Несущий Ночь это воплощение смерти, бог, который наслаждается мучениями своих жертв, и который имеет силу гасить звезды. Он находит удовольствие в причинении боли и страданий, не только для того чтобы питаться ими, но и просто потому, что он может это сделать. Его взгляд несёт смерть, и его коса вкусила смерти целых цивилизаций. Могучие звездные корабли теряются на фоне его мощи, и он уничтожал целые звёздные системы по мановению своей руки, набивая свою утробу смертями миллиардов.

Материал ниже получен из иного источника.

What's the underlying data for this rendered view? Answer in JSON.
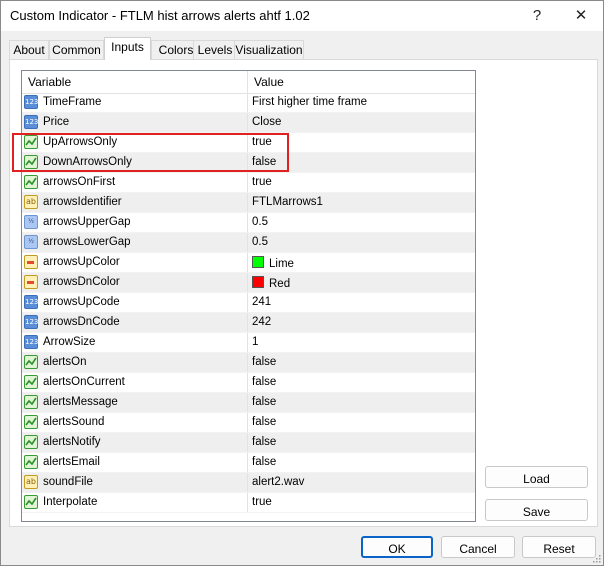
{
  "window": {
    "title": "Custom Indicator - FTLM hist arrows alerts ahtf 1.02",
    "help_glyph": "?",
    "close_glyph": "✕"
  },
  "tabs": [
    "About",
    "Common",
    "Inputs",
    "Colors",
    "Levels",
    "Visualization"
  ],
  "active_tab": "Inputs",
  "grid": {
    "col_variable": "Variable",
    "col_value": "Value",
    "rows": [
      {
        "icon": "integer-icon",
        "name": "TimeFrame",
        "value": "First higher time frame"
      },
      {
        "icon": "integer-icon",
        "name": "Price",
        "value": "Close"
      },
      {
        "icon": "boolean-icon",
        "name": "UpArrowsOnly",
        "value": "true"
      },
      {
        "icon": "boolean-icon",
        "name": "DownArrowsOnly",
        "value": "false"
      },
      {
        "icon": "boolean-icon",
        "name": "arrowsOnFirst",
        "value": "true"
      },
      {
        "icon": "string-icon",
        "name": "arrowsIdentifier",
        "value": "FTLMarrows1"
      },
      {
        "icon": "double-icon",
        "name": "arrowsUpperGap",
        "value": "0.5"
      },
      {
        "icon": "double-icon",
        "name": "arrowsLowerGap",
        "value": "0.5"
      },
      {
        "icon": "color-icon",
        "name": "arrowsUpColor",
        "value": "Lime",
        "swatch": "#00ff00"
      },
      {
        "icon": "color-icon",
        "name": "arrowsDnColor",
        "value": "Red",
        "swatch": "#ff0000"
      },
      {
        "icon": "integer-icon",
        "name": "arrowsUpCode",
        "value": "241"
      },
      {
        "icon": "integer-icon",
        "name": "arrowsDnCode",
        "value": "242"
      },
      {
        "icon": "integer-icon",
        "name": "ArrowSize",
        "value": "1"
      },
      {
        "icon": "boolean-icon",
        "name": "alertsOn",
        "value": "false"
      },
      {
        "icon": "boolean-icon",
        "name": "alertsOnCurrent",
        "value": "false"
      },
      {
        "icon": "boolean-icon",
        "name": "alertsMessage",
        "value": "false"
      },
      {
        "icon": "boolean-icon",
        "name": "alertsSound",
        "value": "false"
      },
      {
        "icon": "boolean-icon",
        "name": "alertsNotify",
        "value": "false"
      },
      {
        "icon": "boolean-icon",
        "name": "alertsEmail",
        "value": "false"
      },
      {
        "icon": "string-icon",
        "name": "soundFile",
        "value": "alert2.wav"
      },
      {
        "icon": "boolean-icon",
        "name": "Interpolate",
        "value": "true"
      }
    ]
  },
  "side_buttons": {
    "load": "Load",
    "save": "Save"
  },
  "footer_buttons": {
    "ok": "OK",
    "cancel": "Cancel",
    "reset": "Reset"
  },
  "colors": {
    "highlight": "#e12020",
    "primary_border": "#0a64c8"
  }
}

С уходом Некронтир и превращением их в Некронов, многие знания о звездных богах остались лишь в мифологии, но воплощения Несущего Тьму есть в коллективной психике почти всех разумных рас. Война между К’тан и Древними выпустила на свободу силы, которые в наше время трудно даже себе представить, и страдания древних рас были неисчислимы. Из всех звёздных богов, Несущий Ночь самый древний, и он причинил галактике наибольшие страдания, быстро поняв, что страх и боль есть самые сладкие из всех деликатесов.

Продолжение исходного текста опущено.